Keep in mind that even if you don’t come out as Vata dominant, on the whole, it’s a case of making sure our Vata is pacified, since it’s the leader in the body and gets pushed up with when travelling and via the stresses and strains of our 24/7 lifestyles, as well as naturally increasing as we get older. Some of the signs that Vata is out of balance are dry skin, wrinkles, anxiety, poor sleep and lack of focus – sounds familiar!?. So, as well as the above eating advice, make an effort to keep a regular routine of three meals a day, go for liquid foods rather than dry (soups, stews, porridge, hot nourishing milky drinks) and try to have time your last meal at least 3 hours before bed, so there’s time to digest which helps to improve sleep. Keep snacking to a minimum (the theory being it over stimulates the stomach acids), but if you are hungry between meals, have nuts, stewed or ripe fruits.
To me this all makes sense, and I’ve definitely noticed an improvement in my digestion, sleep, and general resilience since sticking to the overall principles as much as possible.

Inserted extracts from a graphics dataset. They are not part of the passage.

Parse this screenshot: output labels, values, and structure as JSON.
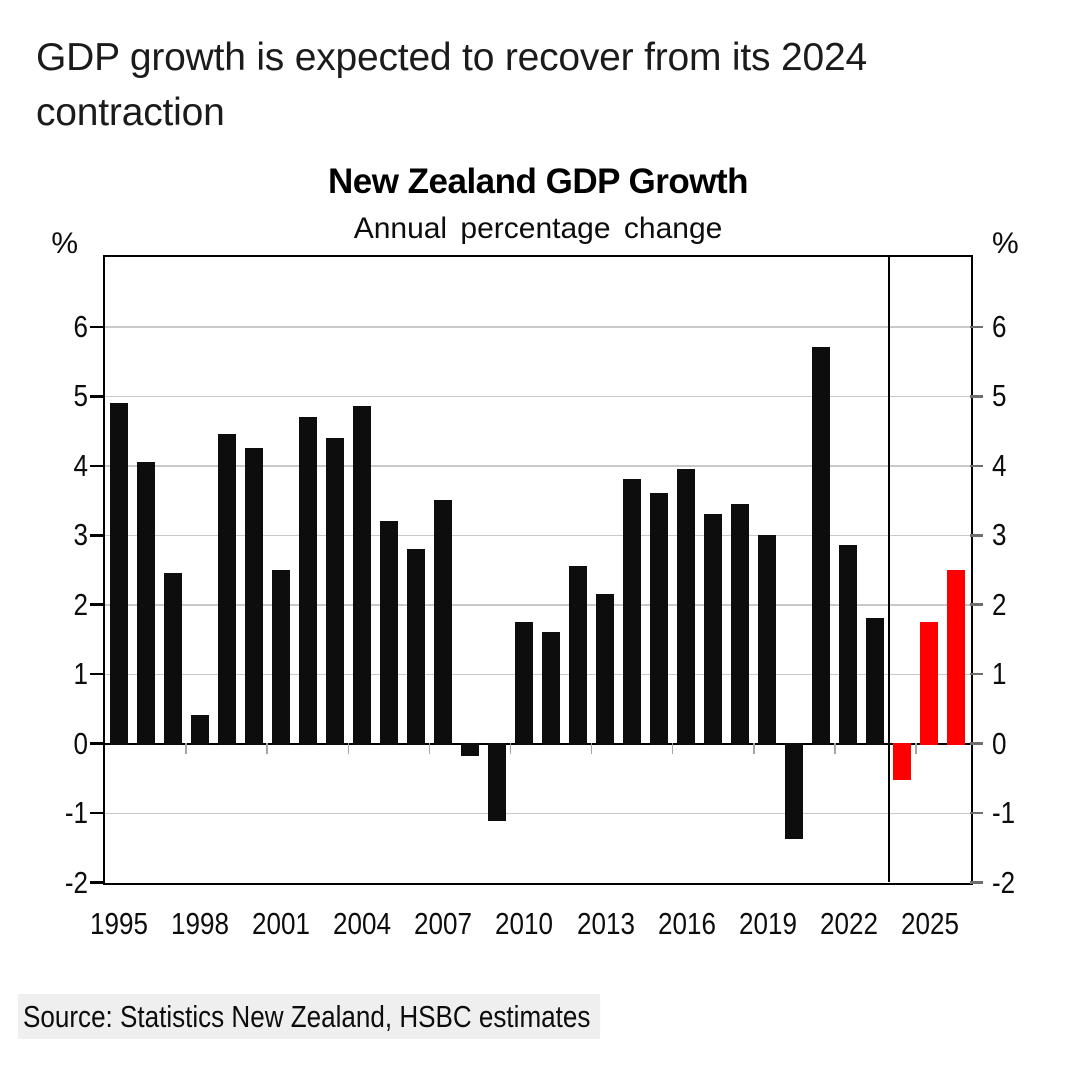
{
  "headline": "GDP growth is expected to recover from its 2024 contraction",
  "chart": {
    "title": "New Zealand GDP Growth",
    "subtitle": "Annual percentage change",
    "y_unit": "%"
  },
  "source": "Source: Statistics New Zealand, HSBC estimates",
  "colors": {
    "actual_bar": "#0d0d0d",
    "forecast_bar": "#fe0000",
    "gridline": "#c9c9c9",
    "zero_line": "#000000",
    "boundary_tick": "#a6a6a6",
    "left_tick": "#000000",
    "right_tick": "#6e6e6e",
    "divider": "#000000",
    "source_bg": "#efefef"
  },
  "chart_data": {
    "type": "bar",
    "title": "New Zealand GDP Growth",
    "subtitle": "Annual percentage change",
    "xlabel": "",
    "ylabel": "%",
    "ylim": [
      -2,
      7
    ],
    "yticks": [
      -2,
      -1,
      0,
      1,
      2,
      3,
      4,
      5,
      6
    ],
    "xtick_years": [
      1995,
      1998,
      2001,
      2004,
      2007,
      2010,
      2013,
      2016,
      2019,
      2022,
      2025
    ],
    "grid": "horizontal",
    "legend": "none",
    "forecast_start_year": 2024,
    "forecast_divider_after_year": 2023,
    "years": [
      1995,
      1996,
      1997,
      1998,
      1999,
      2000,
      2001,
      2002,
      2003,
      2004,
      2005,
      2006,
      2007,
      2008,
      2009,
      2010,
      2011,
      2012,
      2013,
      2014,
      2015,
      2016,
      2017,
      2018,
      2019,
      2020,
      2021,
      2022,
      2023,
      2024,
      2025,
      2026
    ],
    "values": [
      4.9,
      4.05,
      2.45,
      0.4,
      4.45,
      4.25,
      2.5,
      4.7,
      4.4,
      4.85,
      3.2,
      2.8,
      3.5,
      -0.15,
      -1.1,
      1.75,
      1.6,
      2.55,
      2.15,
      3.8,
      3.6,
      3.95,
      3.3,
      3.45,
      3.0,
      -1.35,
      5.7,
      2.85,
      1.8,
      -0.5,
      1.75,
      2.5
    ],
    "series": [
      {
        "name": "Actual (Statistics New Zealand)",
        "years_span": "1995-2023",
        "color": "#0d0d0d"
      },
      {
        "name": "HSBC estimates",
        "years_span": "2024-2026",
        "color": "#fe0000"
      }
    ]
  }
}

Interestingly, although I do practice oil pulling, and I use turmeric and ghee in cooking, recently I learned there are three very simple ways to help maintain equilibrium on a daily basis:
- For Vata, practice self-massage (known as Abhyanga) with either Sesame or Coconut Oil. This calms the nerves, moisturises skin and lubricates joints, tones muscles, increases energy in the day and encourages better sleep at night. Although it may seem a faff, it takes just 10 minutes before you shower or bath. Pre-heat the oil by standing the bottle in a bowl of hot water, or simply warm in your hands. Before showering or bathing, take a generous amount of oil in your palms, gently rub into your hands, and begin. Start at your feet and use fingers to manipulate the toe joints and work your way around the soles with your thumbs in circular movements. Use longer strokes to work your way up your legs, gently kneading the buttocks and moving around your belly in a clockwise, circular motion. Massage fingers and hands, again working into the joints, then stroke up along the arms towards the chest and heart. Finish by working oil into your scalp, hair and face (most pure organic oils will be fine on the face, if you’re unsure, use a specific facial oil). Step into the shower and rinse off excess.
- For Pitta, drink Lassi after your main meal at lunchtime. The Ayurvedic version of a probiotic, it helps with digestion and gut health. It’s easy to make – try this simple sweet version: 1/3 cup organic yogurt or kefir or coconut yogurt (if you’re dairy-free); 2/3 cup warm, purified water; 1 to 3 teaspoons of honey or agave (although if you are Kapha, choose less sweetener); pinch of cardamom; pinch of cinnamon. Blend all ingredients with a whisk or hand blender. Adjust spices to taste.
- For Kapha, sip hot water throughout the day. Hot water digests in half the time of cool or cold and it keeps the bodily vessels are dilated, encouraging waste movement.